Conveniently enough, too, though the imbued sword might circumstantially be troublesome to get or keep, Harry and Taylor could perfectly well do as Ron and Hermione do in canon and just go back to the source. The corpse is still down there, full of teeth full of the special venom of absurdly fatal doom, and it's viable in canon at least up to a later point. Perhaps more importantly, too, regardless of any aims for using basilisk venom specifically for dealing with the lich guy's phylactery things holding his soul, Taylor could entirely reasonably just want the venom for poisoning people.
If Harry tells Taylor about his second year, as could easily well enough happen, particularly for the significance of the diary, Taylor might pick up on there being an effectively untreatable fatal poison that she could get her hands on. Alternatively, she could make discoveries when doing some very basic research about dangerous things that the Wizarding World has to offer, and one of the most prominent ones within that, which could itself dovetail into Harry talking with her about it. Taylor having any sort of inquisitive aspirations about maybe acquiring basilisk venom somehow could very straightforwardly result in her learning that it is in fact possible and simple. From there, Taylor's trick of using sacrificial bugs and others to ferry them or otherwise just put venom somewhere consequential could give some folks a very bad day one way or another.
Taylor: It's because the Wizards suck at math and refuse to improve?
Goblins: ...Yes.
The currency really is just utterly senseless. It's... perfectly wrong, basically, difficult to actually be any worse. It comes across as one of those things that is intentionally quirksome for the setting, but that doesn't make it any less ridiculous. Prime numbers don't care about ease of calculation; they don't divide regardless. They're the exact opposite of ideal. However much a quagmire the muggle coinage system may seem at a surface glance, it's based on highly composite numbers, ones that have more ways of division than any preceding values.

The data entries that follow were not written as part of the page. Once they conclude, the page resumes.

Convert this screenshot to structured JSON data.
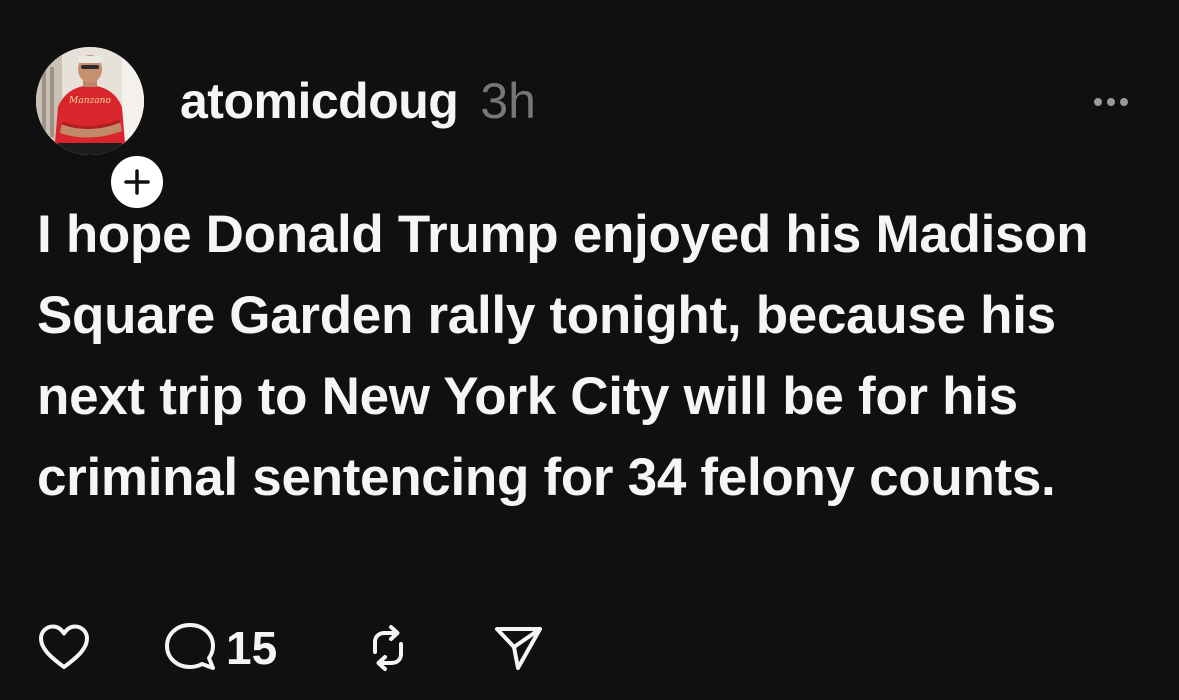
{
  "post": {
    "username": "atomicdoug",
    "time": "3h",
    "text": "I hope Donald Trump enjoyed his Madison Square Garden rally tonight, because his next trip to New York City will be for his criminal sentencing for 34 felony counts.",
    "avatar_shirt_text": "Manzano",
    "reply_count": "15"
  },
  "icons": {
    "follow": "plus-icon",
    "more": "more-horizontal-icon",
    "like": "heart-icon",
    "reply": "comment-icon",
    "repost": "repost-icon",
    "share": "send-icon"
  },
  "colors": {
    "background": "#101010",
    "text": "#f3f5f7",
    "secondary": "#777777",
    "avatar_shirt": "#d8262c"
  }
}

How much is something worth half a Sickle worth?
Too bad, can't be done unless physically cutting coinage into fractions, which doesn't seem to be a thing in the Wizarding World and has goblins offering a compelling reason why. How much is half a pound worth? Well what combination of coins do you want, because there's all of them! And if the thing being valued could be itself divided up,
no problem. A third of a dozen eggs or something? Can do, there's coinage neatly applicable for thirds and dozens both, as well as in between, and they combine into larger coinage evenly with several of them. There are even half-penny coins that are whole and two-penny and three-penny coins for all your division needs! ...but no, the Wizarding World has to be "different."
That was what I was hinting at. Seriously Dumbledore just planned to let Harry pick it up without a sheathe after he died in Canon, that was beyond stupid.
Fawkes outlives Dumbledore. I am now imagining a thoroughly bedraggled-looking phoenix run ragged covertly keeping an eye on Harry at all times after Harry gets the sword, and being frantic with worry that the worry itself will lead to a premature burning at just the wrong time to wind up with Harry ever so slightly nicking himself and keeling over dead. Hidden behind any tree could have been a baby phoenix in a pile of ash who hasn't gotten a wink of sleep in weeks. Truly, Fawkes is the unsung hero of the story.